Nachdem durch privat organisierte Liebhabertheateraufführungen, wie denen der Studenten des Athenaeums oder denen von Adolph Freiherr Knigge Ende des 18. Jahrhunderts das Interesse an einem dauerhaften Theaterbetrieb in der Stadt geweckt war, beantragte Schauspieltruppenleiter Großmann 1788 eine Konzession zur Einrichtung eines Theaters für seine Schauspieltruppe. Der Senat wies dies erste Gesuch Großmanns sowie eine zweite Anfrage im Jahre 1789 zunächst ab, bevor er – mit Unterstützung des Theaterliebhabers und späteren Theaterdirektors Daniel Schütte – die dritte Anfrage einer eingehenden Prüfung unterzog und eigens ein Gutachten (eine Relation) durch vier Senatoren unter Leitung von Christian Abraham Heineken anfertigen ließ, in dem der moralische Schaden und Nutzen eines solchen Unternehmens erörtert wurde. Am 1. August 1792 wurde das Gesuch schließlich positiv beschieden, Großmann eine Konzession für fünf Jahre erteilt und der Bau eines Theatergebäudes genehmigt.

 
Die Wallanlagen mit dem Theater in einer Zeichnung von Johann Heinrich Menken

Das Theater wurde in nur sieben Wochen unter der Leitung von Carl Ludwig Murtfeldt auf der Junkernbastion Am Wall nahe dem Ostertor errichtet. Das in Holzfachwerk errichtete und abschließend verputzte Gebäude von recht schlichter äußerer Gestalt hatte eine Größe von nur 16 × 32 Metern zuzüglich eines Garderobenanbaus von etwa 4 × 6 Metern an der Rückseite. Ein Walmdach schloss den Bau ab. Durch zwei Logen-Ränge bot es jedoch zirka 1500 Personen Platz, wobei die einfachen Plätze des Parketts nur über Bänke ohne Rückenlehnen verfügten. Der Bau kostet 6.600 Reichstaler, der größte Teil dieser Summe wurde Großmann als zinsloses Darlehen von Bremer Theaterfreunden zur Verfügung gestellt.
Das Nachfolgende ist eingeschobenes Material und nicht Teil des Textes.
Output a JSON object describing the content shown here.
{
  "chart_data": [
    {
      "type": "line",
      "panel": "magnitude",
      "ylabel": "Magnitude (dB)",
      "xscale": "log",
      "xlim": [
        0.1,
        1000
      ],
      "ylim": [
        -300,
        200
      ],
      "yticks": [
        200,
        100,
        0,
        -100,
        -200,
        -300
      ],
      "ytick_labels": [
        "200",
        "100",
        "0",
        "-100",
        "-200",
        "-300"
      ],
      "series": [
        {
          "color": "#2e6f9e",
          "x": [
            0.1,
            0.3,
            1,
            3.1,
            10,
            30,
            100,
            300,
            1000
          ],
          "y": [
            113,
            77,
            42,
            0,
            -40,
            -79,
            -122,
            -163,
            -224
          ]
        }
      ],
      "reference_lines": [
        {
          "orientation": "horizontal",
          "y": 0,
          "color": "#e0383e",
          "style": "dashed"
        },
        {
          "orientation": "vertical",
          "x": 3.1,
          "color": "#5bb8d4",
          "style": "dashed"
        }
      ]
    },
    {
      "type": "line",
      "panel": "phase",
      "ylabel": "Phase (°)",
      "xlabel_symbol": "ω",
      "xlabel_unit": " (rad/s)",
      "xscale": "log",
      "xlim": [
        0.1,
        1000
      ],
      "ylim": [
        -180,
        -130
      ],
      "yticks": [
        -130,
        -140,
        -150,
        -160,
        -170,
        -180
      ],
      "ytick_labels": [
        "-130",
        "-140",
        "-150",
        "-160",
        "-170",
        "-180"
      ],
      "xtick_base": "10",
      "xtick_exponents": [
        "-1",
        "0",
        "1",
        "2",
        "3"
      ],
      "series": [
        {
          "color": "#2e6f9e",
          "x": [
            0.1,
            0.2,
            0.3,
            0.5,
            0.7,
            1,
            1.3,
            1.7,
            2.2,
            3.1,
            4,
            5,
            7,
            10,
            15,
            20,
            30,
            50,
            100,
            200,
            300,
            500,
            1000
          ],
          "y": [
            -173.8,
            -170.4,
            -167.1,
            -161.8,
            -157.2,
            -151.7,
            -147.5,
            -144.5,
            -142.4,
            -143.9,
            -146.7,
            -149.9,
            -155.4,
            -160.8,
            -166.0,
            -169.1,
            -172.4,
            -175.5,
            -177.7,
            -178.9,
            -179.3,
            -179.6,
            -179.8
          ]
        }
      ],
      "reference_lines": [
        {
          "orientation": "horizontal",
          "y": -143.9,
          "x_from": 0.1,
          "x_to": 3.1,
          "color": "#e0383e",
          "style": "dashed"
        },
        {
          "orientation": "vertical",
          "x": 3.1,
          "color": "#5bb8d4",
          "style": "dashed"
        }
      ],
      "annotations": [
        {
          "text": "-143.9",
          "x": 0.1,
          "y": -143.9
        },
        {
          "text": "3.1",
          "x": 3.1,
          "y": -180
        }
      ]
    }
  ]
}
Ein Teil des Inventars und des Fundus wurden vom ehemaligen Liebhabertheater Knigges übernommen.

In den folgenden Jahren erhielt der Bau einen Portikus – einen Vorbau mit Säulenreihe. Im Inneren wurden vergoldete Leuchter angebracht und 16 Büsten berühmter Dichter aufgestellt, darunter Seneca und Voltaire sowie Schiller, Goethe, Lessing, Herder und Wieland.

 
Theaterzettel zur Aufführung des Stücks Bürgerglück anlässlich der Einweihung des Theaters 1792

Zur Eröffnung des Theaters am 16. Oktober 1792 wurde – nach einem kurzen „Vorspiel mit Chören“ unter dem Titel Das Fest des Apollo – das Stück Bürgerglück von Joseph Marius von Babo aufgeführt. In der ersten Spielzeit Großmanns gab es bis Ende Dezember insgesamt 55 Vorstellungen. Neben einigen Klassikern von Shakespeare sowie einzelnen Werken von Schiller, Goethe und Lessing wurden vor allem Stücke von Iffland, von Kotzebue und Schröder aufgeführt. Opern machten zirka ein Drittel aller Aufführungen aus, am häufigsten wurden hier Werke von Paisiello, Mozart und Ditters von Dittersdorf dargeboten. Die Aufführungen fanden stets unter der Woche statt, Beginn war 17:00 Uhr. Die Eintrittspreise waren in vier Kategorien gestaffelt und betrugen 12, 18, 36 beziehungsweise 48 Grote.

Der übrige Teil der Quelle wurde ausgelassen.